2010-04-12 21:45:15

by Mathieu Desnoyers

[permalink] [raw]
Subject: TRACE_EVENT() declarations belong to include/trace/

Hi,

Ranting about:

commit 1bf4af165050d90ea6659ffb2536ec8ca783aab5
Author: Anton Blanchard <[email protected]>
Date: Mon Oct 26 18:47:42 2009 +0000

powerpc: tracing: Add powerpc tracepoints for interrupt entry and exit

Why are there TRACE_EVENT() declarations in arch/powerpc/include/asm/trace.h for
irq_entry/exit ?

What's so special about them that they cannot be put in linux/trace/ ?

I'm all for the trace_irq_entry/exit instrumentation, but I don't see any good
in adding event declarations outside of include/trace/.

Thanks,

Mathieu

--
Mathieu Desnoyers
Operating System Efficiency R&D Consultant
EfficiOS Inc.
http://www.efficios.com


2010-04-12 22:11:31

by Frederic Weisbecker

[permalink] [raw]
Subject: Re: TRACE_EVENT() declarations belong to include/trace/

On Mon, Apr 12, 2010 at 05:45:11PM -0400, Mathieu Desnoyers wrote:
> Why are there TRACE_EVENT() declarations in arch/powerpc/include/asm/trace.h for
> irq_entry/exit ?
>
> What's so special about them that they cannot be put in linux/trace/ ?
>
> I'm all for the trace_irq_entry/exit instrumentation, but I don't see any good
> in adding event declarations outside of include/trace/.
>
> Thanks,


Yeah,

If this is to trace all irqs, then it seems to me the wrong way.
We already have generic irq_handler_entry and irq_handler_exit trace events.

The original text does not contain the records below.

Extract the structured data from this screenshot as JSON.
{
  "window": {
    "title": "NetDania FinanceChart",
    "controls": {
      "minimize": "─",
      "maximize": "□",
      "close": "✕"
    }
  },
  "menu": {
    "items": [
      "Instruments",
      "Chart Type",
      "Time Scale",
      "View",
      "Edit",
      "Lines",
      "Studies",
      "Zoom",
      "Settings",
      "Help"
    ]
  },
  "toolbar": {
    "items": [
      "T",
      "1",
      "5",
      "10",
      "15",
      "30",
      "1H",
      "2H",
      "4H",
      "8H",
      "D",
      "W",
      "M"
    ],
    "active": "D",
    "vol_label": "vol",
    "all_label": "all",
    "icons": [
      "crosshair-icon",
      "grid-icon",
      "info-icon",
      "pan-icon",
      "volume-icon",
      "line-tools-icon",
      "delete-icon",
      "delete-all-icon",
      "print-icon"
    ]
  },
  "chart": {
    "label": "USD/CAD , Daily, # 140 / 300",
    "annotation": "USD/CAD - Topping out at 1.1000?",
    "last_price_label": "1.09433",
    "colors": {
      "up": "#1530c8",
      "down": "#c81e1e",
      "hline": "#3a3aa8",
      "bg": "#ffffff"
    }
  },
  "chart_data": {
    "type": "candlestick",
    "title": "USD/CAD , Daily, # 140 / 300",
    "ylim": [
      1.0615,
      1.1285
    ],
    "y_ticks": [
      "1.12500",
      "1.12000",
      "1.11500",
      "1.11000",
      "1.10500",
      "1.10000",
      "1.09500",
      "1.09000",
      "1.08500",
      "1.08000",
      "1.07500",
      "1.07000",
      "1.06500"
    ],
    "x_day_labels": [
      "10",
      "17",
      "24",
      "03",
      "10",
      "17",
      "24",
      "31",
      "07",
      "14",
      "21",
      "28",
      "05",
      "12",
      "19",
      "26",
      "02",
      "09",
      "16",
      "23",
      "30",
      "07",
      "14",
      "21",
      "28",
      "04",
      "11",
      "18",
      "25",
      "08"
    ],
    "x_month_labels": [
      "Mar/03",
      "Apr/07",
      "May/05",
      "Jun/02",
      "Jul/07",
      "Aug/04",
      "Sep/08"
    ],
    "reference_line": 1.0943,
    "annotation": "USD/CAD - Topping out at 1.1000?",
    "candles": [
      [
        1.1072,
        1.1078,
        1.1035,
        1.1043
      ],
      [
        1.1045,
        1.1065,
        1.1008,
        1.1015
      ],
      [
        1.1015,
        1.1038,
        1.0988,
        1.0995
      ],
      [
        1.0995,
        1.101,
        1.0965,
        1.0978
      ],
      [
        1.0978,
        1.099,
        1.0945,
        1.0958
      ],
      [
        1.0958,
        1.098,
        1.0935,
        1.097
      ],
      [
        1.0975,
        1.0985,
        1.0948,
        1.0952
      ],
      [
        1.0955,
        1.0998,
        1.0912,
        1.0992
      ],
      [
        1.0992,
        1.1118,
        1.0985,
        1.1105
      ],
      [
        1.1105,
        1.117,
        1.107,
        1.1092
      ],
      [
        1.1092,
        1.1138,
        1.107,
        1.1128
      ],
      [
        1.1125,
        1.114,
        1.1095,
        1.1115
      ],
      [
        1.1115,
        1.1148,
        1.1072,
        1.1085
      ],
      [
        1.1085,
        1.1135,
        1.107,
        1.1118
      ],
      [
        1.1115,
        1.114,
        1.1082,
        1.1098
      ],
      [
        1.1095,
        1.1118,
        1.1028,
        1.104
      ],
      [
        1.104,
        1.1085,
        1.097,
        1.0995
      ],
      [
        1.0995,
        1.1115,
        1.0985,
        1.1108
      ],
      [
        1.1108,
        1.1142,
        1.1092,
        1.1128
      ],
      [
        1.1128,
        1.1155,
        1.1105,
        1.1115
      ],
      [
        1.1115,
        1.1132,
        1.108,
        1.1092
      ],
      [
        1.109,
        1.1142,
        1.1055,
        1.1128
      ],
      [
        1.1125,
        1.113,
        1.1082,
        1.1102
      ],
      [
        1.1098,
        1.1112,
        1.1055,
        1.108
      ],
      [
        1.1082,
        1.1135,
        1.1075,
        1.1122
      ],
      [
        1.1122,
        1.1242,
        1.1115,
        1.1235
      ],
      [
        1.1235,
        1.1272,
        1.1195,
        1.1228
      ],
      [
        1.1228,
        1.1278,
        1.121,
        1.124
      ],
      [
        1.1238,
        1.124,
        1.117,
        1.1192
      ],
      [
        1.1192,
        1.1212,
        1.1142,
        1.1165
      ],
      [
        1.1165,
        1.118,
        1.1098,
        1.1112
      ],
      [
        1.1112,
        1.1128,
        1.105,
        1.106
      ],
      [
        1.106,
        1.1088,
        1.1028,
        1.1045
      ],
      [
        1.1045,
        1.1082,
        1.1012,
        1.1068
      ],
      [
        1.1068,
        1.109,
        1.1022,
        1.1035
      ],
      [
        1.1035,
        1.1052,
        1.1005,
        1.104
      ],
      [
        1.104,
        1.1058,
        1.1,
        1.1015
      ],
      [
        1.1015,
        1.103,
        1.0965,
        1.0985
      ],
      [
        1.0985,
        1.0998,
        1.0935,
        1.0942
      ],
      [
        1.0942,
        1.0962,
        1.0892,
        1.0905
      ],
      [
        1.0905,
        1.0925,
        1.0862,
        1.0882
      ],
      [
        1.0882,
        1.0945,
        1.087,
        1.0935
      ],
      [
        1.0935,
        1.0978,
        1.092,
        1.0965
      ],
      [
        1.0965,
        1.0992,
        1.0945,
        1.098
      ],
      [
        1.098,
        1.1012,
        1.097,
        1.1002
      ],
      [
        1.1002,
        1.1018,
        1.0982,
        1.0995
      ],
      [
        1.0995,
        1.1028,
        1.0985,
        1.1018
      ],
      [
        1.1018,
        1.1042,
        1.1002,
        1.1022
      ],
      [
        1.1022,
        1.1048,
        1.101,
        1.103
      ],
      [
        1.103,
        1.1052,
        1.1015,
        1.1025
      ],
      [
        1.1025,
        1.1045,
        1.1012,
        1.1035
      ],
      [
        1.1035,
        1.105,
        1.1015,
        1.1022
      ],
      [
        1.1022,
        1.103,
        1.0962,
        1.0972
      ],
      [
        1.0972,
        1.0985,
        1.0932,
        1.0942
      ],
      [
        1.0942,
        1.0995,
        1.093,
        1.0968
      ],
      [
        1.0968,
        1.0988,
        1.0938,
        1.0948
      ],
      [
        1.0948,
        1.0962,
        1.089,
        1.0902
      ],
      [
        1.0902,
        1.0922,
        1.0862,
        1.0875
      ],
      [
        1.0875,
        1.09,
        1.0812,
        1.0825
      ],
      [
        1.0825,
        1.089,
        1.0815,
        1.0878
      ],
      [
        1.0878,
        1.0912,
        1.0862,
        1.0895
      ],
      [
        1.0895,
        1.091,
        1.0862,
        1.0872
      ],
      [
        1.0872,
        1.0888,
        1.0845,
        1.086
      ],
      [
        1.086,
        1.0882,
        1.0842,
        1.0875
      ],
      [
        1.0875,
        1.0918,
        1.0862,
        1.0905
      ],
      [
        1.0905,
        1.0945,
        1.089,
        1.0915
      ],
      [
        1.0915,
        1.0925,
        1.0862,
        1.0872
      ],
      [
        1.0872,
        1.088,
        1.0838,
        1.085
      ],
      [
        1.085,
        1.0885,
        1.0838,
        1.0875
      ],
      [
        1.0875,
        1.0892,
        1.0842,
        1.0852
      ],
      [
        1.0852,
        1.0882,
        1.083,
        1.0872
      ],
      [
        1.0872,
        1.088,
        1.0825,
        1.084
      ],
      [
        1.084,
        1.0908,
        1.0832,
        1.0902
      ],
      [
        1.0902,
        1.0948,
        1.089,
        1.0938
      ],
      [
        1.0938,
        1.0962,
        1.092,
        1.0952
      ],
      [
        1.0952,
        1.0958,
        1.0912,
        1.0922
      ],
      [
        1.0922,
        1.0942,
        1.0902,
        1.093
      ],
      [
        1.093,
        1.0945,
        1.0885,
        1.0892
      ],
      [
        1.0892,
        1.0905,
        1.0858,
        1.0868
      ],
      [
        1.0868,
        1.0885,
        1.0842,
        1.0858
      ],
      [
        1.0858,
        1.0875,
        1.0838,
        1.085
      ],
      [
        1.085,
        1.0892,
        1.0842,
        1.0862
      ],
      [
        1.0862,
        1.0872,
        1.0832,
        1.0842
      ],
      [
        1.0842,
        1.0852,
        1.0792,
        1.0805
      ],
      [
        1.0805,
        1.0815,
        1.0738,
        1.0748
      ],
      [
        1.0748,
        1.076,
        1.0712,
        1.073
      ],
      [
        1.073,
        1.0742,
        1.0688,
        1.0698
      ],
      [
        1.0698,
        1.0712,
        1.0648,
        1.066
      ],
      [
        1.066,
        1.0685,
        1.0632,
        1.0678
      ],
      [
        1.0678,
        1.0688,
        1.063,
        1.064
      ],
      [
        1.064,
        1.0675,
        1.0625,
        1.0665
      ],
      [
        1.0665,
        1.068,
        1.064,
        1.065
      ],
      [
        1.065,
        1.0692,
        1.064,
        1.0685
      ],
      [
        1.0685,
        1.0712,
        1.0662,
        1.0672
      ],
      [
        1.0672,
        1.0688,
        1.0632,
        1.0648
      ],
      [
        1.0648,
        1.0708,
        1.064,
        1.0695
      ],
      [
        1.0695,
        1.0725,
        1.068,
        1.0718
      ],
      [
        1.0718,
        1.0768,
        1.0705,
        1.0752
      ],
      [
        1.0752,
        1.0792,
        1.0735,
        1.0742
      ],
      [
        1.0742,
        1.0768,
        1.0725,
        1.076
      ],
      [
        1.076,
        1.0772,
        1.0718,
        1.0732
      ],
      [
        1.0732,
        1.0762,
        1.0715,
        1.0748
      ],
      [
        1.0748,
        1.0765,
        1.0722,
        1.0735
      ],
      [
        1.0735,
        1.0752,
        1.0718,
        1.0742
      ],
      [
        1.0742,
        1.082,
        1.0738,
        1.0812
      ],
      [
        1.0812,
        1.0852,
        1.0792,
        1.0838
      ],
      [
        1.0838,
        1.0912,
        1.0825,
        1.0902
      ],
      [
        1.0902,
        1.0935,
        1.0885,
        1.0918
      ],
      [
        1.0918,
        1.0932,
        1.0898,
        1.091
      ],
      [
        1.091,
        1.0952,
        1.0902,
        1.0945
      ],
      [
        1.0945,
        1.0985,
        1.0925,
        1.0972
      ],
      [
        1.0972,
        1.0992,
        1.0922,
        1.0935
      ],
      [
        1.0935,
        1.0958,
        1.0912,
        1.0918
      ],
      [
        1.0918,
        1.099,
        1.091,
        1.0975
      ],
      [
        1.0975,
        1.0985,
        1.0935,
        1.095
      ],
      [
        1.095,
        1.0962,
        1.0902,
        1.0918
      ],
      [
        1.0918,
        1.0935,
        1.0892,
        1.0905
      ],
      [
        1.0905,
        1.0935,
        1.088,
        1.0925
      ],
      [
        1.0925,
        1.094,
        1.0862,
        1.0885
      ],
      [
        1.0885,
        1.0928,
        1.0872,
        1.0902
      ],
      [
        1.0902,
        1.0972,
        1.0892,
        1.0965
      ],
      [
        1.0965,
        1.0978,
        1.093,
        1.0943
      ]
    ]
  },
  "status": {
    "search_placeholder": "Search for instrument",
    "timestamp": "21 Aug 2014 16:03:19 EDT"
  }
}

May be those in powerpc are here to get the spurious irqs by computing
a diff between generic and arch irq events? In which case
it would be better to get dedicated spurious irq tracepoints.

2010-04-12 22:17:40

by Mathieu Desnoyers

[permalink] [raw]
Subject: Re: TRACE_EVENT() declarations belong to include/trace/

* Frederic Weisbecker ([email protected]) wrote:
> On Mon, Apr 12, 2010 at 05:45:11PM -0400, Mathieu Desnoyers wrote:
> > Why are there TRACE_EVENT() declarations in arch/powerpc/include/asm/trace.h for
> > irq_entry/exit ?
> >
> > What's so special about them that they cannot be put in linux/trace/ ?
> >
> > I'm all for the trace_irq_entry/exit instrumentation, but I don't see any good
> > in adding event declarations outside of include/trace/.
> >
> > Thanks,
>
>
> Yeah,
>
> If this is to trace all irqs, then it seems to me the wrong way.
> We already have generic irq_handler_entry and irq_handler_exit trace events.

The commit changelog :

<quote>
commit 1bf4af165050d90ea6659ffb2536ec8ca783aab5
Author: Anton Blanchard <[email protected]>
Date: Mon Oct 26 18:47:42 2009 +0000

powerpc: tracing: Add powerpc tracepoints for interrupt entry and exit

This adds powerpc-specific tracepoints for interrupt entry and exit.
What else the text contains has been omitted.